Une plainte pour atteinte aux droits d’auteur déposée par Mediaset España, EGEDA, Atresmedia et Movistar Plus s’est intensifiée vendredi lorsqu’un juge a ordonné aux FAI d’empêcher huit millions d’utilisateurs de Telegram d’accéder au service en Espagne. Attendu de façon imminente, le blocus est la punition de Telegram pour ne pas avoir aidé à identifier les pirates IPTV. Qualifiée de « nécessaire » et « proportionnée » par le juge, l’ordonnance a été rendue au nom des ayants droit poursuivant une poursuite pénale privée.
Les ligues sportives et leurs partenaires de diffusion dans toute l’Europe estiment que leurs problèmes de piratage commencent par l’existence de fournisseurs illicites.
Il s’ensuit que si l’on parvient à empêcher ces fournisseurs illicites d’atteindre leurs abonnés, les raisons d’acheter des bouquets de télévision sur le marché noir seront en grande partie éliminées et des ventes d’abonnements légales s’ensuivront.

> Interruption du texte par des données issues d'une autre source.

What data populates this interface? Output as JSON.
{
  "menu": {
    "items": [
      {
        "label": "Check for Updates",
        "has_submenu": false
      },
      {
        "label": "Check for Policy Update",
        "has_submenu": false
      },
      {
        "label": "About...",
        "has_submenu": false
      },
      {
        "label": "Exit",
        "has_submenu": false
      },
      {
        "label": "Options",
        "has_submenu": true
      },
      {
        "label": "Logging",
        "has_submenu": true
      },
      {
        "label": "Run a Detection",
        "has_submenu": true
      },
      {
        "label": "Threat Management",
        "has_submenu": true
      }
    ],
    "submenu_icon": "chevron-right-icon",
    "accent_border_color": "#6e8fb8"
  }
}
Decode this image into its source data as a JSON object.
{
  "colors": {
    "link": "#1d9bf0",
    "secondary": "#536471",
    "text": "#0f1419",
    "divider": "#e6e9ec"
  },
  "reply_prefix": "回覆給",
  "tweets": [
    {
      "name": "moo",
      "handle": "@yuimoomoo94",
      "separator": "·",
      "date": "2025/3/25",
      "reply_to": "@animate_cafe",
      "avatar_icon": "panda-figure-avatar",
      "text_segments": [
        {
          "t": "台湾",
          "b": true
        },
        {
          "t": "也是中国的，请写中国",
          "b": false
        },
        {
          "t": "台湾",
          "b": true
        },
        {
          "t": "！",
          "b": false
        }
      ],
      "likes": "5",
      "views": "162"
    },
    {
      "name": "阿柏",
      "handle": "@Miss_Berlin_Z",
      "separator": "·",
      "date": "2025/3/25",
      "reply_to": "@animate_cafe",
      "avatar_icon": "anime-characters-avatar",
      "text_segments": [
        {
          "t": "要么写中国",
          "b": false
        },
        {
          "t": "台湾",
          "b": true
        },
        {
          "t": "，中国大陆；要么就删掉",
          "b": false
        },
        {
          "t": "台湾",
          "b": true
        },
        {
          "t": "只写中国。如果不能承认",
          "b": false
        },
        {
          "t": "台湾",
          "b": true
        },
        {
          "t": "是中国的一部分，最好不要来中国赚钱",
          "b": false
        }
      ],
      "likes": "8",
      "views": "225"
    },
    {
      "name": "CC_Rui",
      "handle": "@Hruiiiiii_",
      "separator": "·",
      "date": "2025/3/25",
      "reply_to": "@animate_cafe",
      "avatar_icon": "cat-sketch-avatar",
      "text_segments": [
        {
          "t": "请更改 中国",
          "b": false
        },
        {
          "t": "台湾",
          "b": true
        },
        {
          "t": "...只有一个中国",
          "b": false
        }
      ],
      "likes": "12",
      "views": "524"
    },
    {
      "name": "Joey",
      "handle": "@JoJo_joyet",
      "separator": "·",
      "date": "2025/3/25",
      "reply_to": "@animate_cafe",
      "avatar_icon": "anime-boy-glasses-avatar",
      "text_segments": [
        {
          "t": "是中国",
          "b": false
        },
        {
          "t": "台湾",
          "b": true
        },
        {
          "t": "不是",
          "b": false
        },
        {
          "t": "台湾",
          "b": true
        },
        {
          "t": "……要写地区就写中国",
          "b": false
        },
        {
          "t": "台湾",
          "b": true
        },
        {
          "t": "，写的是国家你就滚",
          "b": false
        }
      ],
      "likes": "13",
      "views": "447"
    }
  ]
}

En tant que propriétaires légaux des droits en question, ces géants du secteur privé ont le luxe de formuler la question comme bon leur semble. Cependant, lorsque la guerre contre la piraterie commence à faire des ravages parmi ceux qui ne sont même pas impliqués de loin, la question se pose de savoir qui a le pouvoir d’intervenir et où se situe le seuil d’intervention.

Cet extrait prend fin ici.